Hz. Ebû Bekir’in hadîs ilminde de üstün bir hizmeti olmuştur. Resûlullah’ın her haline ve her işine pek yakından vâkıf bulunuyordu. Eshâb-ı Kirâm, birçok meselede Resûlullah’ın nasıl hareket ettiğini Ebû Bekir’den (r.a.) soruyordu. Kendisinden, Hz. Ömer bin Hattâb, Osman bin Affân, Aliyyü’l-Mürtezâ, Abdurrahman bin Avf, Abdullah İbni Mes’ûd, Abdullah İbni Abbas, Abdullah İbni Ömer, Huzeyfet-ül-Yemânî, Zeyd bin Sâbit (r.anhüm.) ve daha birçok Sahâbî hadîs-i şerîf rivâyet etmişlerdir. Resûl-i Ekrem’in (s.a.v.) vefâtından sonra hemen hilâfet işlerine başlaması ve meşguliyetinin çok olması ve her işittiğini rivâyet edecek kadar uzun yaşamamış olması sebebiyle rivâyet ettiği hadîs-i şerîflerin sayısı azdır. Bunların 142 adet olduğu kaynak eserlerde zikredilmektedir. Resûlullah efendimizden bizzat işiterek rivâyet ettiği hadîs-i şerîflerin bazıları şunlardır:


“Misvak ağzı temizlemeğe, Cenab-ı Hakk’ın rızasına kavuşmağa vesiledir.”


“Allahü Teâlâ’dan ömrünüzün başında ve sonunda afiyet ve yakîn isteyeniz.”

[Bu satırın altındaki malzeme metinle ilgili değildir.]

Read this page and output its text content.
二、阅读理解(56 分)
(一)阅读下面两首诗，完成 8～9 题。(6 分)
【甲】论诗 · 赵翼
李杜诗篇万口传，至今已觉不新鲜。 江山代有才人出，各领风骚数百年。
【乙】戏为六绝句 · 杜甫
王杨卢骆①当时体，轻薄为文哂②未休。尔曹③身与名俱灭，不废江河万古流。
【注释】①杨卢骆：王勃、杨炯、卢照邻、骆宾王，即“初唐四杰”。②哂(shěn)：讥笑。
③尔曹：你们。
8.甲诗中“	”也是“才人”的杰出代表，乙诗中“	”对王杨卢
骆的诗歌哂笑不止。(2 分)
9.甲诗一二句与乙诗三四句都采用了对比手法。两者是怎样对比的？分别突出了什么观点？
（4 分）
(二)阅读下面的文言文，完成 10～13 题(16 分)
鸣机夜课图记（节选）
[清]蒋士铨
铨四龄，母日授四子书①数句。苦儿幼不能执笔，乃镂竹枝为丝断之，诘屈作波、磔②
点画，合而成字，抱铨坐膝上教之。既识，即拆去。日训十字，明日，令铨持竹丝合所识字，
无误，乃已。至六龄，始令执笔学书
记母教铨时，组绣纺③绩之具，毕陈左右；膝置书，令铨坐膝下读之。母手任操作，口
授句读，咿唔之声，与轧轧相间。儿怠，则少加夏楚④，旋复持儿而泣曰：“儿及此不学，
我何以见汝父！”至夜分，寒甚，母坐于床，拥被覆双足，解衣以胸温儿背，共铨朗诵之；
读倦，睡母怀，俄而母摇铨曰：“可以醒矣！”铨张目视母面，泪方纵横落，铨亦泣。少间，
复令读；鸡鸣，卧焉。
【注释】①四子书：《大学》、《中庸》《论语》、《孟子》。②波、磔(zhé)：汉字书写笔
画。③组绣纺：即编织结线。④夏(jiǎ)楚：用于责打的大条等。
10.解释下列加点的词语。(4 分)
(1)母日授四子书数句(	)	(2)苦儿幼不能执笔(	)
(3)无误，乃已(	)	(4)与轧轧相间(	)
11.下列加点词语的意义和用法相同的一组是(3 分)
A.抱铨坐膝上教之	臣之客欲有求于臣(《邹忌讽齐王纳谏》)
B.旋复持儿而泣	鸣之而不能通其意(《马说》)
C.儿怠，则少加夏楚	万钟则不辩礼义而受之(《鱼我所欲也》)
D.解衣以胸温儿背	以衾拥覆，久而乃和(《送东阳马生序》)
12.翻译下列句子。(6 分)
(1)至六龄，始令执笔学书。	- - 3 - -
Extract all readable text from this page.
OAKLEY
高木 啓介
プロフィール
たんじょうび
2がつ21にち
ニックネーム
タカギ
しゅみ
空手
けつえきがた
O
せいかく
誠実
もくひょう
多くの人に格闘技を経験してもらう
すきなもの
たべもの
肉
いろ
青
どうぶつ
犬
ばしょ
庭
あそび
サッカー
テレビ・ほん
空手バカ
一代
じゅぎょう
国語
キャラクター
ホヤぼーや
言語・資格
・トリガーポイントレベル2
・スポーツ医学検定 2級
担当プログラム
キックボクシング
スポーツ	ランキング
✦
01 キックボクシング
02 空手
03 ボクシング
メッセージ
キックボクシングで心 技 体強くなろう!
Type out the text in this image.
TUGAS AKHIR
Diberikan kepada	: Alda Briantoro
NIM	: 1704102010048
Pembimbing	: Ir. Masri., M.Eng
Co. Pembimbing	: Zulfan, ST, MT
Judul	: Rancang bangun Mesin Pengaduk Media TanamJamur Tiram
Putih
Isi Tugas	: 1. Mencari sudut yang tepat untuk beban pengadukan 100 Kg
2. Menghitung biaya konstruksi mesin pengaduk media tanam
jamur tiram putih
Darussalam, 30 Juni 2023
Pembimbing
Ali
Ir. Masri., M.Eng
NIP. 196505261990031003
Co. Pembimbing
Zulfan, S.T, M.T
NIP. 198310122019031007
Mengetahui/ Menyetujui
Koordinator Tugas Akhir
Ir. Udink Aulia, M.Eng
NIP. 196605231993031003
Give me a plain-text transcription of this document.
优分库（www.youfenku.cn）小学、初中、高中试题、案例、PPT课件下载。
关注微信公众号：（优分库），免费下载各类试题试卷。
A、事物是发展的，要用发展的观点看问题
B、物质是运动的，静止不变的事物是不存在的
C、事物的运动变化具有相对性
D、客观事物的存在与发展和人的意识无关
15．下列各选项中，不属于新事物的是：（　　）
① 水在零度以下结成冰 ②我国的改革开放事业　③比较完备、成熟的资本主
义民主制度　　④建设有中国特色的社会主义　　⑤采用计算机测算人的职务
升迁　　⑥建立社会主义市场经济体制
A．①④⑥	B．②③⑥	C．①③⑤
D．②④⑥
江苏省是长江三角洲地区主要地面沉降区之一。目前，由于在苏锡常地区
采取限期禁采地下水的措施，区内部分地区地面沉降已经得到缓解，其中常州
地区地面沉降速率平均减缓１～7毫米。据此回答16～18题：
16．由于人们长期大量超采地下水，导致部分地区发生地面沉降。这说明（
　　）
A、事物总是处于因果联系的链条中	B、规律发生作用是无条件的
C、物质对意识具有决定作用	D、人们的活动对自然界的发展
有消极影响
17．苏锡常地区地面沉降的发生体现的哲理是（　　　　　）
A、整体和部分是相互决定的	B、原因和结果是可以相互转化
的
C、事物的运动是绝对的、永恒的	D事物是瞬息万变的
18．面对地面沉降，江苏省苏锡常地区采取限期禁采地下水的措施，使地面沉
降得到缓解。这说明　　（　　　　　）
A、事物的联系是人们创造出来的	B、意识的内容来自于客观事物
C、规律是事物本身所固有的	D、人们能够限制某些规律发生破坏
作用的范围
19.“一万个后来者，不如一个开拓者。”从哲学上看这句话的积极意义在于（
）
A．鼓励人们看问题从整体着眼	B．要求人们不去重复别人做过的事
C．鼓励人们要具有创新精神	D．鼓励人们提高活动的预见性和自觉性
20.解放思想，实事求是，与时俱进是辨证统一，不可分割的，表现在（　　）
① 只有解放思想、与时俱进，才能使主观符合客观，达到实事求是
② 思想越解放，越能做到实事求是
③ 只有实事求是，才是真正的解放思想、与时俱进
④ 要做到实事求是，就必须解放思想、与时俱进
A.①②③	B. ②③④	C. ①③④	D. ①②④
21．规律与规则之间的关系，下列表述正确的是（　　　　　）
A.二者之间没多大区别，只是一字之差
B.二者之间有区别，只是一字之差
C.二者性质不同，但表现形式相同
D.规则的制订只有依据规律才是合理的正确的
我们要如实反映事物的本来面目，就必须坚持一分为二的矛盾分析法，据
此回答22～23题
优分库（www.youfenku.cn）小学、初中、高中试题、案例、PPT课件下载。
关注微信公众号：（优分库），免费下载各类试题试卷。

“İmamlar (halîfeler) Kureyştendir.”


“Doğruluğa ve iyiliğe dikkat edin, zira bu ikisi Cennete götürür. Yalandan ve kötülükten sakının, zira bunlar Cehenneme götürür.”


“Peygamberler miras bırakmazlar. Onların bıraktıkları sadakadır.”


 


“Peygamberler, ruhunun kabz olunduğu yere (vefât ettikleri yere) defin olunurlar.”


Ebû Bekr-i Sıddîk’ın (r.a.), fıkıh ilminde üstün bir yeri vardır. Eshâb-ı Kirâmın en büyük fakihlerindendi. Resûl-i Ekrem’in zamanında bile fetva verirlerdi. Resûlullah’tan yayılan bütün ilimlere ve feyizlere ayna olmuştu. İslâmî ilimlerin her meselesini bilirdi (ve hükümlerinin hepsine hakkıyla vâkıftı). Eshâb-ı Kirâmın içinde “fukahâ-ı seb’a” adı ile meşhûr olan yedi büyük âlimden biri de Hz. Ebû Bekir idi. Fetvalarının adedi itibarıyla bunların mutavassıtlarındandı? Kendi hilafeti devrinde kurulan dîni müesseselerden (kuruluşlardan) biri de, “İftâ makamı” (fetva makamı) idi. Bu kuruluşun en önemli görevi, fıkhî (dini meseleleri araştırıp, tetkik ve tahkik edip), dînî hükümlerde icma’ın (birliğin) hâsıl olmasına çalışmaktı. Müslümanların sorularına cevap vermek suretiyle, hem onlara faydalı olunuyor, hem de, ilmin gelişmesi temin ediliyordu (sağlanıyordu). İslâmiyetin zimmîlere (gayri müslim vatandaşlara) tanıdığı bütün haklar eksiksiz yerine getirilmekteydi.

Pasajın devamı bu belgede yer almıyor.